Bartolomeos Gesicht verfinsterte sich. «Ich habe den Eindruck, sie geht uns in den letzten Tagen aus dem Weg», sagte er. Er blickt eine Weile vor sich hin, dann schüttelte er seufzend den Kopf. «Hoffentlich geht das nicht wieder los», murmelte er.

Wieder seufzte er. «Es gibt da so eine alte Geschichte, die sie manchmal einholt», sagte er leise. «Dann schließt sie sich tagelang ein. Das hatten wir schon öfter.»

Gennaro blickte mich fragend an, und ich zuckte mit den Schultern.

«Habt ihr’s eigentlich schon gehört?», fragte Bartolomeo, der das Gespräch offenbar in eine andere Richtung lenken wollte.

«Was?»

«Du bist mir ja ein schöner Novellant. Franco ist zum Tode verurteilt worden, und Pallantieri wird der Nächste sein. Aber das scheint die Dichter nicht abzuschrecken. Neulich ist mal wieder eins dieser hübschen Sonette aufgetaucht, über Parisani.»

Wenn du wüsstest, dachte ich.

«Das ärgert euch Priester natürlich», schaltete sich Gennaro ein.

Bartolomeo sah ihn an und zog die Augenbrauen hoch. «Warum sollte es mich ärgern, wenn es einem alten Hurenbock wie Parisani an den Kragen geht? Jeder weiß, was er getrieben hat.»

«Angeblich hat diese Frau ja nur Näharbeiten für ihn gemacht», stichelte Gennaro weiter.

«Näharbeiten! Den Mund hätte sie ihm mal lieber zunähen sollen! Parisani redet sich im Verhör um Kopf und Kragen und schwärzt auch andere an. Und wenn ich deine Schadenfreude richtig deute, dann sind wir uns ja ausnahmsweise mal einig. Dass die Kirche solche Zustände nicht mehr duldet, ist das Verdienst des Heiligen Vaters. Einen Mann wie Parisani hätte Ghislieri niemals zum Bischof gemacht.»

«Eines Tages werden sie ihn zur Ehre der Altäre erheben», sagte Bartolomeo und erhob sich ächzend von seinem Stuhl. «Denk an meine Worte.»

«Hoffentlich muss ich das nicht mehr erleben», murmelte Gennaro.

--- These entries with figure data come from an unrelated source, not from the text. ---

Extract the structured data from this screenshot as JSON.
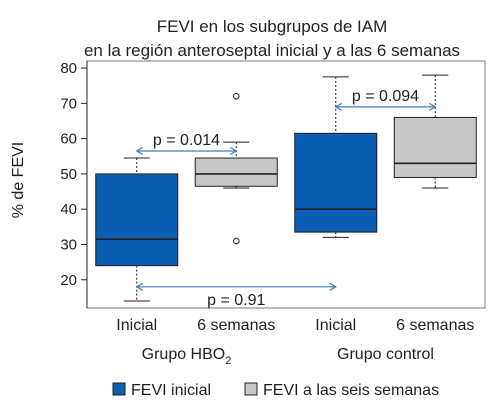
{
  "chart_data": {
    "type": "boxplot",
    "title": [
      "FEVI en los subgrupos de IAM",
      "en la región anteroseptal inicial y a las 6 semanas"
    ],
    "ylabel": "% de FEVI",
    "ylim": [
      12,
      82
    ],
    "yticks": [
      20,
      30,
      40,
      50,
      60,
      70,
      80
    ],
    "grid": false,
    "legend_position": "bottom",
    "categories": [
      "Inicial",
      "6 semanas",
      "Inicial",
      "6 semanas"
    ],
    "groups": [
      {
        "label": "Grupo HBO",
        "subscript": "2"
      },
      {
        "label": "Grupo control",
        "subscript": ""
      }
    ],
    "series": [
      {
        "name": "FEVI inicial",
        "color": "#0a5fb4"
      },
      {
        "name": "FEVI a las seis semanas",
        "color": "#c8c8c8"
      }
    ],
    "boxes": [
      {
        "group": 0,
        "category": "Inicial",
        "series": 0,
        "whisker_low": 14,
        "q1": 24,
        "median": 31.5,
        "q3": 50,
        "whisker_high": 54.5,
        "outliers": []
      },
      {
        "group": 0,
        "category": "6 semanas",
        "series": 1,
        "whisker_low": 46,
        "q1": 46.5,
        "median": 50,
        "q3": 54.5,
        "whisker_high": 59,
        "outliers": [
          72,
          31
        ]
      },
      {
        "group": 1,
        "category": "Inicial",
        "series": 0,
        "whisker_low": 32,
        "q1": 33.5,
        "median": 40,
        "q3": 61.5,
        "whisker_high": 77.5,
        "outliers": []
      },
      {
        "group": 1,
        "category": "6 semanas",
        "series": 1,
        "whisker_low": 46,
        "q1": 49,
        "median": 53,
        "q3": 66,
        "whisker_high": 78,
        "outliers": []
      }
    ],
    "annotations": [
      {
        "text": "p = 0.014",
        "from_box": 0,
        "to_box": 1,
        "y": 56.5
      },
      {
        "text": "p = 0.094",
        "from_box": 2,
        "to_box": 3,
        "y": 69
      },
      {
        "text": "p = 0.91",
        "from_box": 0,
        "to_box": 2,
        "y": 18
      }
    ]
  }
}
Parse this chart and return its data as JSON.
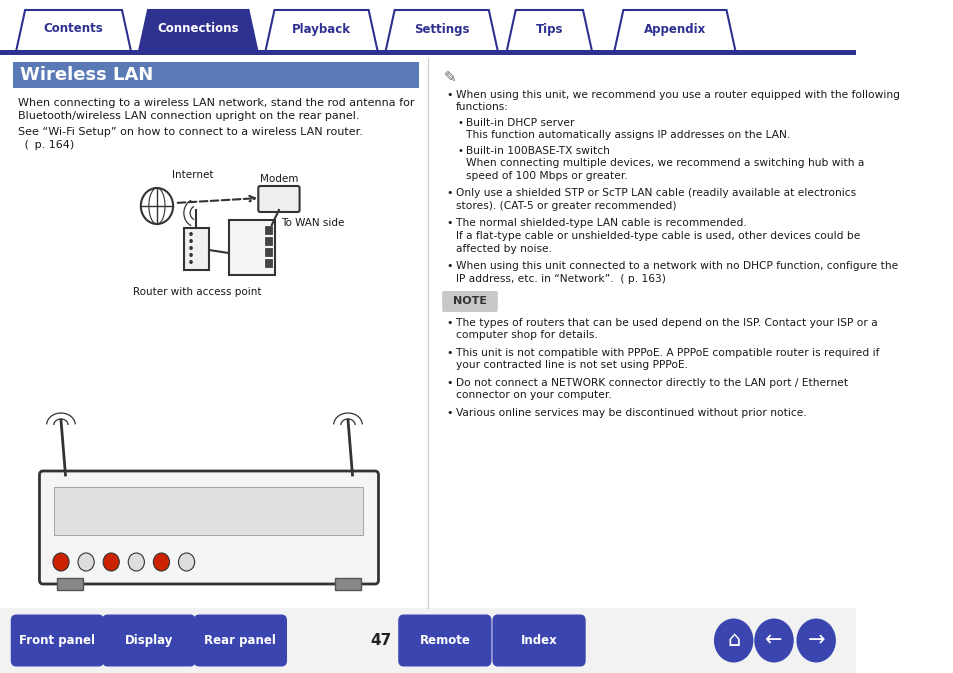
{
  "bg_color": "#ffffff",
  "tab_bar_color": "#2e3190",
  "tab_active_color": "#2e3190",
  "tab_inactive_color": "#ffffff",
  "tabs": [
    "Contents",
    "Connections",
    "Playback",
    "Settings",
    "Tips",
    "Appendix"
  ],
  "active_tab": 1,
  "title_bg": "#5a7ab5",
  "title_text": "Wireless LAN",
  "title_color": "#ffffff",
  "body_text_color": "#1a1a1a",
  "note_bg": "#c8c8c8",
  "note_text": "NOTE",
  "bottom_btn_color": "#3a45b0",
  "bottom_btns": [
    "Front panel",
    "Display",
    "Rear panel",
    "Remote",
    "Index"
  ],
  "page_number": "47",
  "para1_l1": "When connecting to a wireless LAN network, stand the rod antenna for",
  "para1_l2": "Bluetooth/wireless LAN connection upright on the rear panel.",
  "para2_l1": "See “Wi-Fi Setup” on how to connect to a wireless LAN router.",
  "para2_l2": " (  p. 164)",
  "b1_l1": "When using this unit, we recommend you use a router equipped with the following",
  "b1_l2": "functions:",
  "sb1_l1": "Built-in DHCP server",
  "sb1_l2": "This function automatically assigns IP addresses on the LAN.",
  "sb2_l1": "Built-in 100BASE-TX switch",
  "sb2_l2": "When connecting multiple devices, we recommend a switching hub with a",
  "sb2_l3": "speed of 100 Mbps or greater.",
  "b2_l1": "Only use a shielded STP or ScTP LAN cable (readily available at electronics",
  "b2_l2": "stores). (CAT-5 or greater recommended)",
  "b3_l1": "The normal shielded-type LAN cable is recommended.",
  "b3_l2": "If a flat-type cable or unshielded-type cable is used, other devices could be",
  "b3_l3": "affected by noise.",
  "b4_l1": "When using this unit connected to a network with no DHCP function, configure the",
  "b4_l2": "IP address, etc. in “Network”.  ( p. 163)",
  "nb1_l1": "The types of routers that can be used depend on the ISP. Contact your ISP or a",
  "nb1_l2": "computer shop for details.",
  "nb2_l1": "This unit is not compatible with PPPoE. A PPPoE compatible router is required if",
  "nb2_l2": "your contracted line is not set using PPPoE.",
  "nb3_l1": "Do not connect a NETWORK connector directly to the LAN port / Ethernet",
  "nb3_l2": "connector on your computer.",
  "nb4_l1": "Various online services may be discontinued without prior notice."
}
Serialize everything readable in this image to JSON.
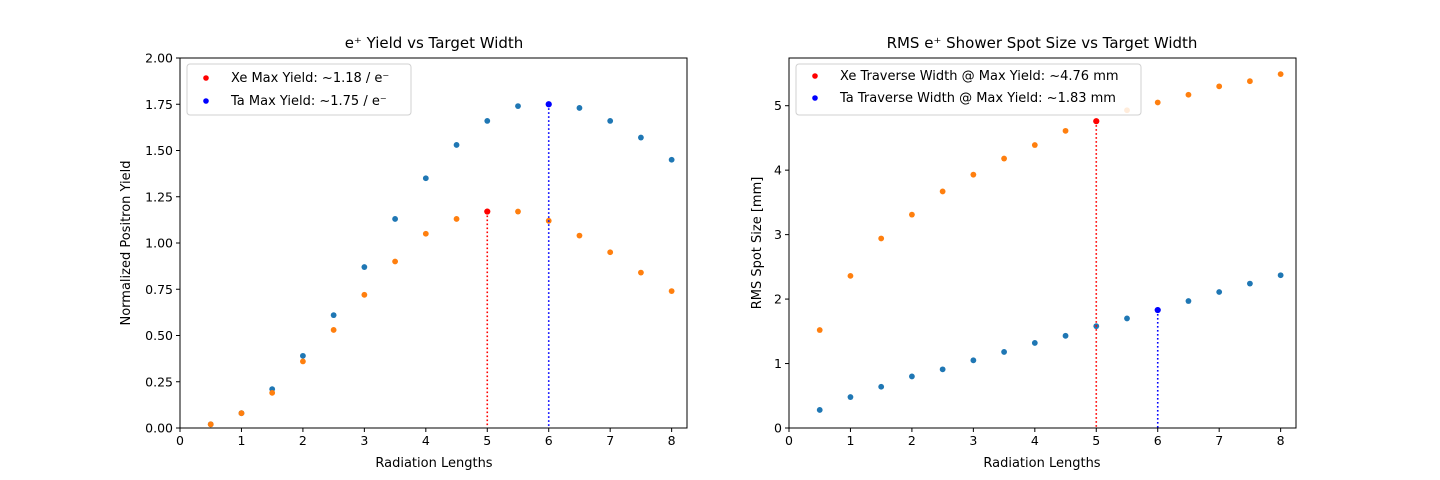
{
  "chart_data": [
    {
      "type": "scatter",
      "title": "e⁺ Yield vs Target Width",
      "xlabel": "Radiation Lengths",
      "ylabel": "Normalized Positron Yield",
      "xlim": [
        0,
        8.25
      ],
      "ylim": [
        0,
        2.0
      ],
      "xticks": [
        0,
        1,
        2,
        3,
        4,
        5,
        6,
        7,
        8
      ],
      "yticks": [
        0.0,
        0.25,
        0.5,
        0.75,
        1.0,
        1.25,
        1.5,
        1.75,
        2.0
      ],
      "ytick_labels": [
        "0.00",
        "0.25",
        "0.50",
        "0.75",
        "1.00",
        "1.25",
        "1.50",
        "1.75",
        "2.00"
      ],
      "grid": false,
      "legend_placement": "top-left",
      "series": [
        {
          "color": "#1f77b4",
          "x": [
            0.5,
            1.0,
            1.5,
            2.0,
            2.5,
            3.0,
            3.5,
            4.0,
            4.5,
            5.0,
            5.5,
            6.0,
            6.5,
            7.0,
            7.5,
            8.0
          ],
          "y": [
            0.02,
            0.08,
            0.21,
            0.39,
            0.61,
            0.87,
            1.13,
            1.35,
            1.53,
            1.66,
            1.74,
            1.75,
            1.73,
            1.66,
            1.57,
            1.45
          ]
        },
        {
          "color": "#ff7f0e",
          "x": [
            0.5,
            1.0,
            1.5,
            2.0,
            2.5,
            3.0,
            3.5,
            4.0,
            4.5,
            5.0,
            5.5,
            6.0,
            6.5,
            7.0,
            7.5,
            8.0
          ],
          "y": [
            0.02,
            0.08,
            0.19,
            0.36,
            0.53,
            0.72,
            0.9,
            1.05,
            1.13,
            1.17,
            1.17,
            1.12,
            1.04,
            0.95,
            0.84,
            0.74
          ]
        }
      ],
      "markers": [
        {
          "name": "Xe Max Yield: ~1.18 / e⁻",
          "color": "#ff0000",
          "x": 5.0,
          "y": 1.17
        },
        {
          "name": "Ta Max Yield: ~1.75 / e⁻",
          "color": "#0000ff",
          "x": 6.0,
          "y": 1.75
        }
      ]
    },
    {
      "type": "scatter",
      "title": "RMS e⁺ Shower Spot Size vs Target Width",
      "xlabel": "Radiation Lengths",
      "ylabel": "RMS Spot Size [mm]",
      "xlim": [
        0,
        8.25
      ],
      "ylim": [
        0,
        5.74
      ],
      "xticks": [
        0,
        1,
        2,
        3,
        4,
        5,
        6,
        7,
        8
      ],
      "yticks": [
        0,
        1,
        2,
        3,
        4,
        5
      ],
      "ytick_labels": [
        "0",
        "1",
        "2",
        "3",
        "4",
        "5"
      ],
      "grid": false,
      "legend_placement": "top-left",
      "series": [
        {
          "color": "#ff7f0e",
          "x": [
            0.5,
            1.0,
            1.5,
            2.0,
            2.5,
            3.0,
            3.5,
            4.0,
            4.5,
            5.0,
            5.5,
            6.0,
            6.5,
            7.0,
            7.5,
            8.0
          ],
          "y": [
            1.52,
            2.36,
            2.94,
            3.31,
            3.67,
            3.93,
            4.18,
            4.39,
            4.61,
            4.76,
            4.93,
            5.05,
            5.17,
            5.3,
            5.38,
            5.49
          ]
        },
        {
          "color": "#1f77b4",
          "x": [
            0.5,
            1.0,
            1.5,
            2.0,
            2.5,
            3.0,
            3.5,
            4.0,
            4.5,
            5.0,
            5.5,
            6.0,
            6.5,
            7.0,
            7.5,
            8.0
          ],
          "y": [
            0.28,
            0.48,
            0.64,
            0.8,
            0.91,
            1.05,
            1.18,
            1.32,
            1.43,
            1.58,
            1.7,
            1.83,
            1.97,
            2.11,
            2.24,
            2.37
          ]
        }
      ],
      "markers": [
        {
          "name": "Xe Traverse Width @ Max Yield: ~4.76 mm",
          "color": "#ff0000",
          "x": 5.0,
          "y": 4.76
        },
        {
          "name": "Ta Traverse Width @ Max Yield: ~1.83 mm",
          "color": "#0000ff",
          "x": 6.0,
          "y": 1.83
        }
      ]
    }
  ]
}
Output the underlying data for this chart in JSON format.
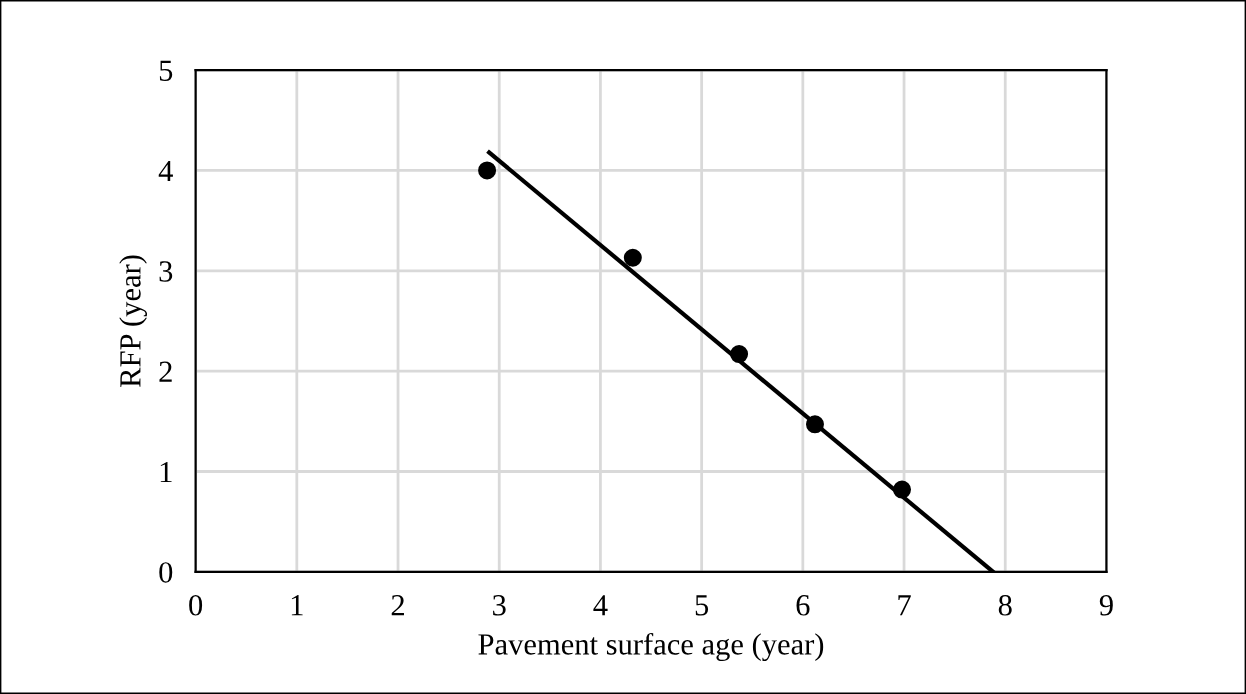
{
  "chart_data": {
    "type": "scatter",
    "xlabel": "Pavement surface age (year)",
    "ylabel": "RFP (year)",
    "xlim": [
      0,
      9
    ],
    "xticks": [
      0,
      1,
      2,
      3,
      4,
      5,
      6,
      7,
      8,
      9
    ],
    "ylim": [
      0,
      5
    ],
    "yticks": [
      0,
      1,
      2,
      3,
      4,
      5
    ],
    "grid": true,
    "marker": "circle",
    "series": [
      {
        "color": "#000000",
        "x": [
          2.88,
          4.32,
          5.37,
          6.12,
          6.98
        ],
        "values": [
          4.0,
          3.13,
          2.17,
          1.47,
          0.82
        ]
      },
      {
        "type": "line",
        "color": "#000000",
        "x": [
          2.9,
          7.88
        ],
        "values": [
          4.18,
          0
        ],
        "marker": "none"
      }
    ]
  }
}
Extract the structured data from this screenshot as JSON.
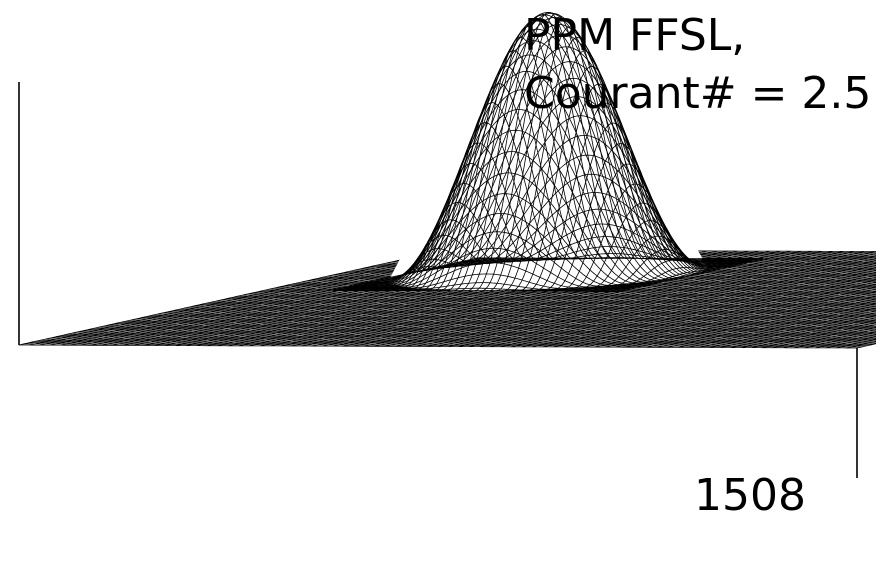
{
  "chart_data": {
    "type": "surface3d",
    "annotations": [
      {
        "text": "PPM FFSL,"
      },
      {
        "text": "Courant# = 2.5"
      },
      {
        "text": "1508"
      }
    ],
    "surface": {
      "description_shape": "single cosine-bell hill on flat plane",
      "grid_size": 80,
      "domain": {
        "x": [
          0,
          1
        ],
        "y": [
          0,
          1
        ]
      },
      "hill": {
        "center": [
          0.25,
          0.75
        ],
        "radius": 0.17,
        "peak": 1.0,
        "base": 0.0
      }
    },
    "axes_box": {
      "vertical_edges_visible": [
        "left",
        "right"
      ]
    },
    "grid": false
  },
  "colors": {
    "mesh": "#000000",
    "background": "#ffffff"
  }
}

Bartolomeo war schon fast zur Tür hinaus, als er sich noch einmal umdrehte. «Weshalb ich eigentlich gekommen war …»

«Morone?»

«Genau. Nächste Woche hat er Zeit für dich. Wenn du klug bist, dann lässt du dir nicht anmerken, dass du keine Lust auf dieses Gespräch hast.»

Und weg war er. Ob ich Zeit für Morone hatte, das fragte er gar nicht erst.